Web Sites Influencing Used Car Buyers

From Digital Dealer
Thursday, November 1, 2007
Issue 44

Among late-model used-vehicle buyers who use the Internet during the shopping process, Internet use has surpassed all other shopping methods as the source for locating the vehicle a buyer ultimately purchases, according to the J.D. Power and Associates 2007 Used Autoshopper.com Study released late last week.

The study finds that Internet vehicle locators, such as Autotrader.com, CarMax.com, Cars.com and eBay Motors, are increasingly leading consumers to the actual vehicle they buy. In 2007, nearly one in four buyers of late-model used vehicles (23 percent) used an Internet vehicle locator or online classified ad services to find the vehicle they purchased — a 44 percent increase since 2006. In addition, 2007 marks the first year that Internet use surpasses all other shopping methods in locating the vehicle a buyer ultimately purchases. The proportion of used-vehicle buyers who use the Internet in the shopping process and who ultimately found the vehicle they purchased on the Internet is 10 percentage points greater than the number of shoppers who found their vehicle through the second-most-popular method, visiting dealer lots.

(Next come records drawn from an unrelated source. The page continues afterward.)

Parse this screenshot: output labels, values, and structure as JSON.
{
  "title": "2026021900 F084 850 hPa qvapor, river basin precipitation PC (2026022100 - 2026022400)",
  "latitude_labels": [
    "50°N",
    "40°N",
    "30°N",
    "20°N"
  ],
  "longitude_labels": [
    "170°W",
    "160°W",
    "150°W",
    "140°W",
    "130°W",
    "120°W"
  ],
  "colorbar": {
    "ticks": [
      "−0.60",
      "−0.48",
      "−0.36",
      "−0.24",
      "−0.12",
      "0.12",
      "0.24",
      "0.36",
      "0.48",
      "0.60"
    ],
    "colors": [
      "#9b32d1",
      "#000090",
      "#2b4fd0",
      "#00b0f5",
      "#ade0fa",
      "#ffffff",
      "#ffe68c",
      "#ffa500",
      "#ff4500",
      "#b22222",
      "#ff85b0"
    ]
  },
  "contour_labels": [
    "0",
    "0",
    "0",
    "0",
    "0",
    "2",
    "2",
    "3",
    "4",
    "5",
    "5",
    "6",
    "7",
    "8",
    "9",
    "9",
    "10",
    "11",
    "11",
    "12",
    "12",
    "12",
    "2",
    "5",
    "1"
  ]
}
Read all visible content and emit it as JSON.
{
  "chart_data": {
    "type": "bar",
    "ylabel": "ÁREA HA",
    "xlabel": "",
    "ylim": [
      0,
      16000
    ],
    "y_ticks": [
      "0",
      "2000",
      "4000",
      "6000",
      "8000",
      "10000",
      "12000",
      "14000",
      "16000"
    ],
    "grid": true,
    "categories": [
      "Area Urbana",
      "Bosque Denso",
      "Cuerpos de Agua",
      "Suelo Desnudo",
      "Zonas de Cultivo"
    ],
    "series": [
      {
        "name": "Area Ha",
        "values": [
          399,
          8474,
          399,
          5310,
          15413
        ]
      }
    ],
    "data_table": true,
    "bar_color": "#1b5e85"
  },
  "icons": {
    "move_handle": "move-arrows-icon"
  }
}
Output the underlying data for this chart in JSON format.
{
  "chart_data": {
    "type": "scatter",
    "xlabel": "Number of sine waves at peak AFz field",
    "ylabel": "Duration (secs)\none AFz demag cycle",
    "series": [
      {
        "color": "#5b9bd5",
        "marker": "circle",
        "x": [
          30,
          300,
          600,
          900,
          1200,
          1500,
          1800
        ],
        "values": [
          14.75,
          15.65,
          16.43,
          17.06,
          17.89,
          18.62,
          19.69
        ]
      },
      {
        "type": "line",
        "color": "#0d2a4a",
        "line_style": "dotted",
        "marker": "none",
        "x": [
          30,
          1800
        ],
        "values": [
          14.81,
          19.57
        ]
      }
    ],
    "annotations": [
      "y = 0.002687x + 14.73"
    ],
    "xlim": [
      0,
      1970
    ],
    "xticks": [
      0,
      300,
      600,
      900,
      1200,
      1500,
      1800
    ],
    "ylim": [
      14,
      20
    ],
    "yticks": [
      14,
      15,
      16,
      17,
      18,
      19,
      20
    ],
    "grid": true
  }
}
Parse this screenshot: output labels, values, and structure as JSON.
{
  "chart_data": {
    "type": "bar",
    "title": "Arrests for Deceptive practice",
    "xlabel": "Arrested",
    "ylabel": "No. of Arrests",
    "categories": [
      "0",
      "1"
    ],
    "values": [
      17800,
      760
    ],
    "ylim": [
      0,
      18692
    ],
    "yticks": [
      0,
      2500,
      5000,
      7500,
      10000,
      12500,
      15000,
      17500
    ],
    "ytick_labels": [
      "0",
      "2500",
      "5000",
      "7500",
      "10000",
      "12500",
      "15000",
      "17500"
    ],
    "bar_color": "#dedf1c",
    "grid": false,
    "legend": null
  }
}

“This is just one indication that use of the Internet is now perhaps the most efficient source for shopping for and purchasing late-model used vehicles,” said Jon Osborn, research director at J.D. Power and Associates. “In the past, the majority of used-vehicle automotive Internet users relied on the traditional method of driving around to dealer lots to find the vehicle they ultimately bought. However, as the number of Web sites specializing in the used-vehicle market continues to grow, and the use of video, photos and improved dealer inventory management tools proliferates, we can expect that consumer use of the Internet for used-vehicle shopping and for actually finding a desired vehicle online will continue to increase.”

Consumer-generated automotive content (CGC) is dramatically affecting Internet usage for used-vehicle shopping, as consumers are offering their own experiences and opinions on makes, models and dealerships. With hundreds of sites listing shopping tips, vehicle reviews, pictures and vehicle specifications, CGC is becoming a highly sought-after and trusted source of information for consumers to help determine their buying decisions. The study finds that slightly more than seven in 10 used-vehicle automotive Internet users (72 percent) use CGC on the Internet either while they are shopping for their vehicle or after they purchase it. By far, the most popular types of CGC are consumer ratings and reviews, with two-thirds of used-vehicle automotive Internet users accessing this type of content for automotive information.

“Not only are reviews written by consumers frequently accessed, but also the buyers who use them rate them as the most helpful of all types of consumer-generated content,” said Osborn. “Among used-vehicle automotive Internet users who access consumer-generated ratings and reviews, 94 percent say the information is either ‘somewhat helpful’ or ‘very helpful.’ With this level of utility, CGC is one area that consumers will continue to seek out and may even expect to find on all automotive Web sites.”

The study finds various gender-based differences in used-vehicle shopping trends among automotive Internet users. For example, women not only tend to decide to buy a vehicle earlier in the purchase process than do men (15.9 weeks before the date of purchase compared with 14.1 weeks), but also decide upon the vehicle type and model earlier than do men. In addition, at the beginning of the shopping process, men are much more likely to know the make of vehicle they want than women (49 percent vs. 38 percent), while a much higher proportion of women are initially open to any vehicle that would meet their needs than are men (22 percent vs. 13 percent).

The 2007 Used Autoshopper.com Study is based on responses from 5,476 used-vehicle buyers who purchased pre-owned 2002-2007 model-year vehicles in January and February 2007.